3. Il ressort des pièces du dossier que M. A... a déclaré, lors de sa présentation au guichet de la préfecture le 1er juin 2022, comprendre la langue dari. L'intéressé s'est vu remettre le jour même, dès le dépôt de sa demande d'asile, la brochure A intitulée " J'ai demandé l'asile dans l'Union européenne - quel pays sera responsable de l'analyse de ma demande ' " et la brochure B " Je suis sous procédure Dublin - qu'est-ce que cela signifie ' ". Ces documents, qui comportent l'ensemble des informations prescrites par les dispositions de l'article 4 du règlement (UE) n° 604/2013, lui ont été remis en langue farsi (perse), langue dialectalement proche du dari.
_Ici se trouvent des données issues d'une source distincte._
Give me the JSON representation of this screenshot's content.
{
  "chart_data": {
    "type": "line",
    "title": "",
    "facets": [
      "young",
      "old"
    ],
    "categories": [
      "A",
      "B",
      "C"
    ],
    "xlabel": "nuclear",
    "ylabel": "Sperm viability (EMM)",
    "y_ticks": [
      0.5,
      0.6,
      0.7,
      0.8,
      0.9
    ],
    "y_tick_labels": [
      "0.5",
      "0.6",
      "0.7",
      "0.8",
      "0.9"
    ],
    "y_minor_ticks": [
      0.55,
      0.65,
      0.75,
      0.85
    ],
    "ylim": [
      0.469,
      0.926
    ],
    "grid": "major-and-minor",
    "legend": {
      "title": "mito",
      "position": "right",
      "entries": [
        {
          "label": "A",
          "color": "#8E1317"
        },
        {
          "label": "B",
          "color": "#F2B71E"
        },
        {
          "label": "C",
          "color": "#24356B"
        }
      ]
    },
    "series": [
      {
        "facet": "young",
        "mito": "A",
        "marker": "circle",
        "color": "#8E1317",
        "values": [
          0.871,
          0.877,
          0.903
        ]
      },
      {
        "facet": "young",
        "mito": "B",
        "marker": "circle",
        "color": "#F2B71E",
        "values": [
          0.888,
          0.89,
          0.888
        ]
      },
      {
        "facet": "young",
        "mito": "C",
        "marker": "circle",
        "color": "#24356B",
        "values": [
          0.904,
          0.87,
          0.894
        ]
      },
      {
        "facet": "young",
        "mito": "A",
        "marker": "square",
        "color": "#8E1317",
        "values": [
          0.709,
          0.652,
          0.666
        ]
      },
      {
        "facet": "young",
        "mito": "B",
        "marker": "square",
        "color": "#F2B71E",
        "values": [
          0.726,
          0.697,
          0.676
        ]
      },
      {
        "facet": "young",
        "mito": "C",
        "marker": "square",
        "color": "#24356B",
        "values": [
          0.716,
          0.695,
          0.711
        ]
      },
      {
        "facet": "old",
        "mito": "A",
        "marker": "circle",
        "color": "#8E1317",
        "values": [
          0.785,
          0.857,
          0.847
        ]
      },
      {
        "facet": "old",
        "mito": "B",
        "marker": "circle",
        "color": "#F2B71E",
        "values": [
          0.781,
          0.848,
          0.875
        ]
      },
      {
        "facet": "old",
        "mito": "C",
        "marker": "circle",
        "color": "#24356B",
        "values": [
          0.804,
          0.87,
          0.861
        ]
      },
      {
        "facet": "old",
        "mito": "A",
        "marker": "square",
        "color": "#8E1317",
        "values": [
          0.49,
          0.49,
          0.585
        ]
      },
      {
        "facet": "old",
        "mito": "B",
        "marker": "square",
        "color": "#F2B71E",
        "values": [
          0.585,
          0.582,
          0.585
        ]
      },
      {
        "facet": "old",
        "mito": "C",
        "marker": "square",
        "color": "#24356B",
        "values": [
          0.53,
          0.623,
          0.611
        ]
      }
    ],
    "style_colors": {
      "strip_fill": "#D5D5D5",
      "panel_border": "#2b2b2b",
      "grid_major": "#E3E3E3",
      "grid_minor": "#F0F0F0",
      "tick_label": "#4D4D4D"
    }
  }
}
Ces documents comportent notamment les informations relatives aux critères de détermination de l'État responsable de la demande d'asile, de la hiérarchie de ces critères, de la possibilité pour le demandeur de solliciter la suspension du transfert, de son droit d'accès aux données personnelles collectées. Il ressort par ailleurs du compte-rendu de l'entretien individuel de M. A..., d'une durée de soixante minutes, que l'intéressé a reçu à nouveau, et oralement, les renseignements relatifs aux règlements communautaires avec l'assistance d'un interprète en langue dari. M. A... a notamment déclaré " avoir compris les informations concernant le déroulement de la procédure Dublin expliqué lors de l'entretien ". Il n'a formulé à cette occasion aucune réserve ni aucune observation sur la compréhension des brochures qui lui ont été remises en langue farsi. Dans ces conditions, M. A... doit être regardé comme ayant reçu par écrit, puis oralement, et dans une langue qui lui est compréhensible, l'information mentionnée à l'article 4 du règlement (UE) n° 604/2013. Par suite, le moyen tiré de la méconnaissance de ces dispositions doit être écarté.

4. En second lieu, aux termes de l'article 17 du règlement (UE) n° 604/2013 : " 1. Par dérogation à l'article 3, paragraphe 1, chaque Etat membre peut décider d'examiner une demande de protection internationale qui lui est présentée par un ressortissant de pays tiers ou un apatride, même si cet examen ne lui incombe pas en vertu des critères fixés dans le présent règlement (...) 2. L'Etat membre dans lequel une demande de protection internationale est présentée et qui procède à la détermination de l'Etat membre responsable, ou l'Etat membre responsable, peut à tout moment, avant qu'une première décision soit prise sur le fond, demander à un autre Etat membre de prendre un demandeur en charge pour rapprocher tout parent pour des raisons humanitaires fondées, notamment, sur des motifs familiaux ou culturels, même si cet autre Etat membre n'est pas responsable au titre des critères définis aux articles 8 à 11 et 16. Les personnes concernées doivent exprimer leur consentement par écrit ". En vertu de l'article L. 571-1 du code de l'entrée et du séjour et du droit d'asile : " Lorsque l'autorité administrative estime que l'examen d'une demande d'asile relève de la compétence d'un autre Etat qu'elle entend requérir, en application du règlement (UE) n° 604/2013 du Parlement européen et du Conseil du 26 juin 2013, il est procédé à l'enregistrement de la demande (...). Le présent article ne fait pas obstacle au droit souverain de l'Etat d'accorder l'asile à toute personne dont l'examen de la demande relève de la compétence d'un autre Etat. ". Enfin, l'article 3 de la convention européenne de sauvegarde des droits de l'homme et des libertés fondamentales prévoit que : " Nul ne peut être soumis à la torture ni à des peines ou traitements inhumains ou dégradants ".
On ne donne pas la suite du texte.